Challenges and opportunities: How DHIS2/GeneXpert Integration can drive healthcare program success through timely access to quality data
In both of these cases in Tanzania and Ethiopia, integrating DHIS2 with laboratory testing machines has presented several challenges. One major hurdle is the shortage of trained personnel and a high turnover rate at data entry points. Furthermore, limited and unreliable internet connectivity poses a significant bottleneck, hindering automatic test data upload and real-time case-based data entry at the facility level. When data is instead captured on paper and entered into DHIS2 at the district level, this results in issues with timeliness and data quality, which can compromise the suitability of the data for informed decision-making. The inadequate availability of hardware and devices for data entry further contributes to delays and data quality concerns.
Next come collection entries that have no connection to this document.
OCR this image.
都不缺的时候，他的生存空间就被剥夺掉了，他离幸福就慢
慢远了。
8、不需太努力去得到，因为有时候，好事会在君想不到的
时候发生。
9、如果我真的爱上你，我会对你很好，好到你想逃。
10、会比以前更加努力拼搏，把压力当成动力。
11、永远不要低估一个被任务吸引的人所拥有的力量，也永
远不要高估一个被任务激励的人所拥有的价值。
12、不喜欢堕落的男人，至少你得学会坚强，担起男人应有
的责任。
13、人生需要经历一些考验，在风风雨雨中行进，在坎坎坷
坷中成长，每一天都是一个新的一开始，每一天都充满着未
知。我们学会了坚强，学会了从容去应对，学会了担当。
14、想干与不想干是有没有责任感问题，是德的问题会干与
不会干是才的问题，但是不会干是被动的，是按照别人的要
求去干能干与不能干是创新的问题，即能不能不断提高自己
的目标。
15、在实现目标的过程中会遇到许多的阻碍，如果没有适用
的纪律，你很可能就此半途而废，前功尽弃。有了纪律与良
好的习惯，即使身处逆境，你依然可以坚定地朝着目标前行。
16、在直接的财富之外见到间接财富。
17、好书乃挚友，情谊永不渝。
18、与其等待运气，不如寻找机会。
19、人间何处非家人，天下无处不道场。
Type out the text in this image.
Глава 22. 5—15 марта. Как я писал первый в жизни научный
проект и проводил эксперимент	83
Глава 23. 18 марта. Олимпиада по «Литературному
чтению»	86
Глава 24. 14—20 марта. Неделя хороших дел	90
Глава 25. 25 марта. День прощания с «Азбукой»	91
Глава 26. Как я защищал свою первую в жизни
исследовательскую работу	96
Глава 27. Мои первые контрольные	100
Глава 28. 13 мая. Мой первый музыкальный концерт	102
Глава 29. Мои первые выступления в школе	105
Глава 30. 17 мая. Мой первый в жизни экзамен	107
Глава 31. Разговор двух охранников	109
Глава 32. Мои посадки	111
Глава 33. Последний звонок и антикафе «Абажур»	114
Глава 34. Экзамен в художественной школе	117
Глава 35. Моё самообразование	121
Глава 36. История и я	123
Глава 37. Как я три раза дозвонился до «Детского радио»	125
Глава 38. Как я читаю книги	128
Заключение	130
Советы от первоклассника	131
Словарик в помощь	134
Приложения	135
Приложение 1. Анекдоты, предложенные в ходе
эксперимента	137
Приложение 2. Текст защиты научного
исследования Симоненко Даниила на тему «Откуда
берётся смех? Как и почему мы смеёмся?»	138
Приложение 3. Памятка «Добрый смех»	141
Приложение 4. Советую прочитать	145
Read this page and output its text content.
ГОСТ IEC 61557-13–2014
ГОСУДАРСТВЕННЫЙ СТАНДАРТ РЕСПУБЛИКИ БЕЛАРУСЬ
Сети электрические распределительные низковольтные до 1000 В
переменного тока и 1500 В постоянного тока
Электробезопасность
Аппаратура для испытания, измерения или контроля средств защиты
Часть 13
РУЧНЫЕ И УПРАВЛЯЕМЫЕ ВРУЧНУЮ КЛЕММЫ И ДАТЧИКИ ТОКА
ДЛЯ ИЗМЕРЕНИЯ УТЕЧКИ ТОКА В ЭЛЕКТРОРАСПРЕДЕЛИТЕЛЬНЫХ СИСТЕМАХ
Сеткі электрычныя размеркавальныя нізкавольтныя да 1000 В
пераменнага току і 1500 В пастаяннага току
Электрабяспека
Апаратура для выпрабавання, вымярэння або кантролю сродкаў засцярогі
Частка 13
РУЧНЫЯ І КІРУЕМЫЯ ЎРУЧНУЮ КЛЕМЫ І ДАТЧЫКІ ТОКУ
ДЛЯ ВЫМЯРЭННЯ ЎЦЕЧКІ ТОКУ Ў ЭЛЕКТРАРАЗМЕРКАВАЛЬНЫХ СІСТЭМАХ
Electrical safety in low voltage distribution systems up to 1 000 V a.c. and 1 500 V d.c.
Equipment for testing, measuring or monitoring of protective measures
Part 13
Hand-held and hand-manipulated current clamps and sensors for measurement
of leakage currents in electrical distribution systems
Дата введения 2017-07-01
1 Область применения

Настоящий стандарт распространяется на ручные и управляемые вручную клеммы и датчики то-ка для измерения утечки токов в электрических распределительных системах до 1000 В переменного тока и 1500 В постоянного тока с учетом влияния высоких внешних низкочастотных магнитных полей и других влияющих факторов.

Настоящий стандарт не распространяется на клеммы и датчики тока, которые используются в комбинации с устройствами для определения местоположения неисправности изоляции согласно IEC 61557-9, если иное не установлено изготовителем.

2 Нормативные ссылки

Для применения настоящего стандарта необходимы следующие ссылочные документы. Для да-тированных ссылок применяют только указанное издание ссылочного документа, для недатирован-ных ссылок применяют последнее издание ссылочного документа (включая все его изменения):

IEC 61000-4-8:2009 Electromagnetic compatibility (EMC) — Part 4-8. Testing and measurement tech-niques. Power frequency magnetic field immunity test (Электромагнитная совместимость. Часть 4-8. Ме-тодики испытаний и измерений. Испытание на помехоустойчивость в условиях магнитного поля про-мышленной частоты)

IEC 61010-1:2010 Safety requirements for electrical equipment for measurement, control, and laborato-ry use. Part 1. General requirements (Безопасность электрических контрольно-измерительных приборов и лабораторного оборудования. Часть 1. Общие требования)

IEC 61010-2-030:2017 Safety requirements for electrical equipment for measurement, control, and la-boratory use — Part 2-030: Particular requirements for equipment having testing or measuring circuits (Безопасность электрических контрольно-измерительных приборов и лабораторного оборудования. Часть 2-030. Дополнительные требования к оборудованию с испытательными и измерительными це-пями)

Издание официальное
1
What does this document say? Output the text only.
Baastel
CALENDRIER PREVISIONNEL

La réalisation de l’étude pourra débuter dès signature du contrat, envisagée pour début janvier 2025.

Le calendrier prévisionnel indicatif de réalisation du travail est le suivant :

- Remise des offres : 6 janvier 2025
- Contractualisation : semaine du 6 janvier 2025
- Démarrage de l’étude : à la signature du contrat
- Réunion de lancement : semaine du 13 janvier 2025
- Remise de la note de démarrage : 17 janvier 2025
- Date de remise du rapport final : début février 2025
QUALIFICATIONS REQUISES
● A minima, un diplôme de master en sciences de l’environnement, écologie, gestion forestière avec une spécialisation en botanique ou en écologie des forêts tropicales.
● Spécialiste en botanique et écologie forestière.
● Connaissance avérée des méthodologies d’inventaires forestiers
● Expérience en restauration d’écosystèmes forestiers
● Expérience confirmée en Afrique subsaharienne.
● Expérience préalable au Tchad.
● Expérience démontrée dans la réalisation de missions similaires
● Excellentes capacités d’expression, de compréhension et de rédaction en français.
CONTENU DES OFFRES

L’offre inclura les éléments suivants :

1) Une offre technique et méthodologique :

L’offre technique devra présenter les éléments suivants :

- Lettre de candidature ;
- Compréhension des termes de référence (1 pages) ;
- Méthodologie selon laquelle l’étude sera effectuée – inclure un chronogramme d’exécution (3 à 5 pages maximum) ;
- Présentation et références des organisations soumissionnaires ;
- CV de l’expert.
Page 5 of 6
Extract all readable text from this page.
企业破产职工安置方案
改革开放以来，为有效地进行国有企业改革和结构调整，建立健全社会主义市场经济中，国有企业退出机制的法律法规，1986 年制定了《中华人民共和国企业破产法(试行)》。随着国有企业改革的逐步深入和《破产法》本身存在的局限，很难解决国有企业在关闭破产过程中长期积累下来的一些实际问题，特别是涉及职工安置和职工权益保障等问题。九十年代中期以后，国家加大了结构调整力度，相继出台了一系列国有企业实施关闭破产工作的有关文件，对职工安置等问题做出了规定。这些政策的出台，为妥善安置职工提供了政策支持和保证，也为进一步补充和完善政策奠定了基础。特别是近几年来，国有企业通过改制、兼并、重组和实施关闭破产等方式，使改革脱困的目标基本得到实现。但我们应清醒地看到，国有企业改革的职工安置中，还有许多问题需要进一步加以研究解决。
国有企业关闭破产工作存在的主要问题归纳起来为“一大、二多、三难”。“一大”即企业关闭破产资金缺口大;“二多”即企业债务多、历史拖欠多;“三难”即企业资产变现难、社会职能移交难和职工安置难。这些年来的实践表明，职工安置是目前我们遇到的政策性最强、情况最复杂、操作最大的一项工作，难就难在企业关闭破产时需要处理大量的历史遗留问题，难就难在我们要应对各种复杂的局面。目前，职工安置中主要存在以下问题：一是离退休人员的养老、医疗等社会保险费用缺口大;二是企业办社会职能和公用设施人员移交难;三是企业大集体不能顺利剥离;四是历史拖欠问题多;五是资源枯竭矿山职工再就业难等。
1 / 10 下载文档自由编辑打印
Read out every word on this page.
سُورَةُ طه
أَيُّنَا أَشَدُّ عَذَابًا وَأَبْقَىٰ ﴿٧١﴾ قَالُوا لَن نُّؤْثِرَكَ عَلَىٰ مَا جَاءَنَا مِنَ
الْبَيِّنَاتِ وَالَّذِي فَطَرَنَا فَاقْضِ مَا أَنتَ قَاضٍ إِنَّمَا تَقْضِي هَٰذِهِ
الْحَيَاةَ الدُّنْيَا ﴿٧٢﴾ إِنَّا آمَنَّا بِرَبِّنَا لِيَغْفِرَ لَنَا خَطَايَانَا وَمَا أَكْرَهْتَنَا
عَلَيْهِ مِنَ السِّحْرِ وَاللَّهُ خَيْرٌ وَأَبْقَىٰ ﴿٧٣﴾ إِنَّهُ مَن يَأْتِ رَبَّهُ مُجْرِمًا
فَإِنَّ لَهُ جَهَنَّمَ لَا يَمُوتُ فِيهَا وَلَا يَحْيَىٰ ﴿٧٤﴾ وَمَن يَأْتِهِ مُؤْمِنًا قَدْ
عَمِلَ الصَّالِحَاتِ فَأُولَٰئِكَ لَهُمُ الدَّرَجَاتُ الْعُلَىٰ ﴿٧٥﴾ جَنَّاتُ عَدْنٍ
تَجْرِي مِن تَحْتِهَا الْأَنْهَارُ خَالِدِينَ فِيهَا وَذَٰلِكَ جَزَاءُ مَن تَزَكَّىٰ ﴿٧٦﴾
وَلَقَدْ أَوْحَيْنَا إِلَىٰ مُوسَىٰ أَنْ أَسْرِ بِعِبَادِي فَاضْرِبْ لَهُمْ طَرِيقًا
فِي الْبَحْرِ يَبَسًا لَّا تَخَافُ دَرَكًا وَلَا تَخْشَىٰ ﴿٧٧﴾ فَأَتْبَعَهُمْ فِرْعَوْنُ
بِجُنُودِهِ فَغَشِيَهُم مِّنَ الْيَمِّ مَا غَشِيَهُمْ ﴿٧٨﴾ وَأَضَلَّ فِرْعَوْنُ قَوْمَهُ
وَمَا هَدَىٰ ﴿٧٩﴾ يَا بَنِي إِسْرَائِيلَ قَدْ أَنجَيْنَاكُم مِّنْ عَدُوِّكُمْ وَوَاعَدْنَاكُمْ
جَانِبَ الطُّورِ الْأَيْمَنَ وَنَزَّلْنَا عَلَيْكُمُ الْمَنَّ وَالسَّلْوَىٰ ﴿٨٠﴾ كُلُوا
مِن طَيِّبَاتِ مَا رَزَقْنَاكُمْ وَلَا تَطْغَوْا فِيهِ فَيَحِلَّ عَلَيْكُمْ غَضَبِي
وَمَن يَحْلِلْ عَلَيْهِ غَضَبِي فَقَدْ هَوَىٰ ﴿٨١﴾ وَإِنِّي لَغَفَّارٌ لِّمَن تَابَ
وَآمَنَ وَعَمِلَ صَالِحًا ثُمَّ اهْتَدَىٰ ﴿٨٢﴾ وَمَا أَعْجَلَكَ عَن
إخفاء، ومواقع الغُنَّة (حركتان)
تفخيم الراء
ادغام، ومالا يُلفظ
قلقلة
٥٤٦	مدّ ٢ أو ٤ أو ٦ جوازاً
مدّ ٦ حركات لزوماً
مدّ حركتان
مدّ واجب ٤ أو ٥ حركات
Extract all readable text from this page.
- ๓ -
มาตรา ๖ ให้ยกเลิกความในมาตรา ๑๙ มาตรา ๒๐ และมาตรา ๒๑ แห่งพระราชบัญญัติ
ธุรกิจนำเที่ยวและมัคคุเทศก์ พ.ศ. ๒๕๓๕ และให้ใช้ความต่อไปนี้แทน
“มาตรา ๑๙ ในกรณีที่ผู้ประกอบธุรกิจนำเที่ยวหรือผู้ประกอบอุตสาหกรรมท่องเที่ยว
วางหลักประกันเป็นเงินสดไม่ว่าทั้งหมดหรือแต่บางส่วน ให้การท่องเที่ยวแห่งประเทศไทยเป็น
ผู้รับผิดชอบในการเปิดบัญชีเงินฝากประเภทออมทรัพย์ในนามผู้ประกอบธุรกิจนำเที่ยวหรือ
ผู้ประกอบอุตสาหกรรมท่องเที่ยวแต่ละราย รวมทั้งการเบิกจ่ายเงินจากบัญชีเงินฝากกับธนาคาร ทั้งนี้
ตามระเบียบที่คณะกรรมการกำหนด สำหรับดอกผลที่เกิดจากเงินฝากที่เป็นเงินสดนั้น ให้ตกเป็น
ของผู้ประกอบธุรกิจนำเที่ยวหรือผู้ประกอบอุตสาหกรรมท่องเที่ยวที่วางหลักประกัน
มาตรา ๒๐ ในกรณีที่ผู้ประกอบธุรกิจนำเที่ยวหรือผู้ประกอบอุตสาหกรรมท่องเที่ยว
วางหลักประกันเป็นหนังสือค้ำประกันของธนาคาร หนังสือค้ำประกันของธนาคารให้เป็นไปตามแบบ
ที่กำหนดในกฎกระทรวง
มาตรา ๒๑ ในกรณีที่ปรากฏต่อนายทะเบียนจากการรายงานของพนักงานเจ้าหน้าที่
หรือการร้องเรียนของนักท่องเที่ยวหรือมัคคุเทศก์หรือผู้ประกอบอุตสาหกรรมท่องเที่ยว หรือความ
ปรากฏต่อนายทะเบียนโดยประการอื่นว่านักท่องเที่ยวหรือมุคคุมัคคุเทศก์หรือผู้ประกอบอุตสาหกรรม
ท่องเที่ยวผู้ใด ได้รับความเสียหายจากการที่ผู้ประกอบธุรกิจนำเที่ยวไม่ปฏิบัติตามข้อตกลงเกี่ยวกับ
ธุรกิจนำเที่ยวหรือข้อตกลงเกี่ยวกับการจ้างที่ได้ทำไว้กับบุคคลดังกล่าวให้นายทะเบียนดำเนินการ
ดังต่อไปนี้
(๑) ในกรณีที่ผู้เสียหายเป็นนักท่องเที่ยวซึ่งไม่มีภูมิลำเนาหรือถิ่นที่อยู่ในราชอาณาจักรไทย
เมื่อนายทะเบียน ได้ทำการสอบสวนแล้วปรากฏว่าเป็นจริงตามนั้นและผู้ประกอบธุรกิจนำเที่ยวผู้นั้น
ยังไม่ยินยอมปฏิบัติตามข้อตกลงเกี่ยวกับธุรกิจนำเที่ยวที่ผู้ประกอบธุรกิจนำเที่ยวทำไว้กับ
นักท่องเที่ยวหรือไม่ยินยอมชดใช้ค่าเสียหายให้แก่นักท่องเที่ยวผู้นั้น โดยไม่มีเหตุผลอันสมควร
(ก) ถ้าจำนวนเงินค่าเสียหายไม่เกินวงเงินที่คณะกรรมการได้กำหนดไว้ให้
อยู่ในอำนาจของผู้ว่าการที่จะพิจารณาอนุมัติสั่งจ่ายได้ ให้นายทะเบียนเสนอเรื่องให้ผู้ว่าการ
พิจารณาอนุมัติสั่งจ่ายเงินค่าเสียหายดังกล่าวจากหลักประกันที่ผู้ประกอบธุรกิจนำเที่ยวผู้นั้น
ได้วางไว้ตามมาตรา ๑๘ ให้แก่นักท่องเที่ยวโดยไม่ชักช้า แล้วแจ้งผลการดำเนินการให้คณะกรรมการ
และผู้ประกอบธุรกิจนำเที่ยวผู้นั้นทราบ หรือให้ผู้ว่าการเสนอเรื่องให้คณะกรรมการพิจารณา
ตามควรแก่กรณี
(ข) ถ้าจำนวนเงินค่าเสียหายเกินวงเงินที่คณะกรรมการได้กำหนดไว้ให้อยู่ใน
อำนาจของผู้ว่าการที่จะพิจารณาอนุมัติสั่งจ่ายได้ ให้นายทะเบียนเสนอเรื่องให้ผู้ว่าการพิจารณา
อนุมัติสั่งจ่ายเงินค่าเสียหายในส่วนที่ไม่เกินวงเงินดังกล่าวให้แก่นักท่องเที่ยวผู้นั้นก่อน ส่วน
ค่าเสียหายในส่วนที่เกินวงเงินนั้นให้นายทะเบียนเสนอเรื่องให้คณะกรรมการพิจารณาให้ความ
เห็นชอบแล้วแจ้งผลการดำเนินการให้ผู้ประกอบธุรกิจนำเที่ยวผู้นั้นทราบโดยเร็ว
Despite these challenges, the integration of HIS with laboratory data offers a range of benefits, particularly in strengthening TB program monitoring and evaluation through accurate, timely, and complete diagnostic and logistics data. Using open-source, integration-ready tools like DHIS2 can help countries to achieve these benefits at a lower cost than with proprietary solutions. Looking forward, both Tanzania and Ethiopia plan to find ways to continue scaling up their case-based TB surveillance systems with DHIS2. This allows them to leverage existing systems, capacity, and innovative solutions developed during the COVID-19 pandemic to improve the effectiveness of their TB programs.